The British Parliament has not seriously dealt with the matters of wealth and power since 1948. The role of Parliament (whatever government) has become narrower and narrower over decades. Occasionally (most significantly in the stop the war march against Labour PM Blair) critical issues and mass actions have produced reflections in Parliament. Today, the British Parliament is drenched by Brexit because the ruling class party has split away from the main parts of the ruling class, and because Brexit has become the imitation for austerity, insecurity, decline and marginality.

Consequently Parliament appears to be the centre of the cauldron. The fury of large sections of Britain's working class appears to be over Brexit. And the efforts of the main political parties (despite the heroic attempts to turn the issues to poverty and wealth, to welfare or decline by Corbyn and others) appears to be what sort of Brexit should Britain have. That is the point of Corbyn's continual call for a General Election. It is to get to the essence of the conditions of the working class, today, in Britain. Corbyn hopes and argues for a General Election that will force out the substantial, critical, realities from behind the Brexit shenanigans and reunite a class on the basis of radical change.

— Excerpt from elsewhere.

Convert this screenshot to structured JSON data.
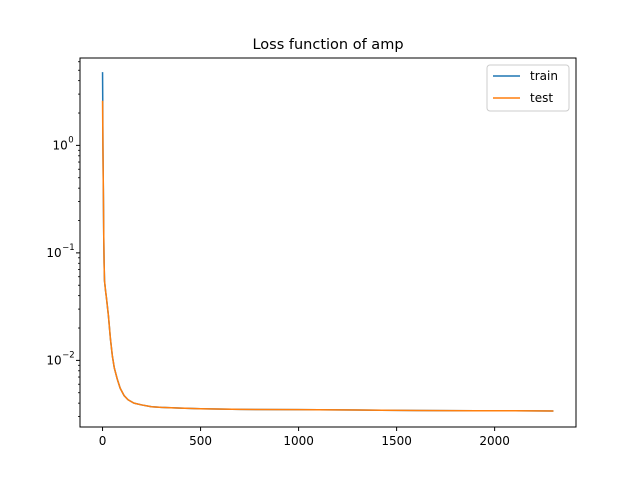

The battle that is on the horizon; resisting and defeating a coalition of big business, of a large part of (suddenly united) right wing parliamentarians, of EU rules on government intervention, of Labour MPs and ex Labour MPs that support globalisation, will put Brexit in to its real place. It will also demonstrate why mass action and a mass movement with the European peoples' support, will be the real engine room for political reform of any note. The failure to take on this battle will not just send Parliament back to sleep. It will build modern fascism, because only the steel fist can force the working class into greater and greater sacrifice.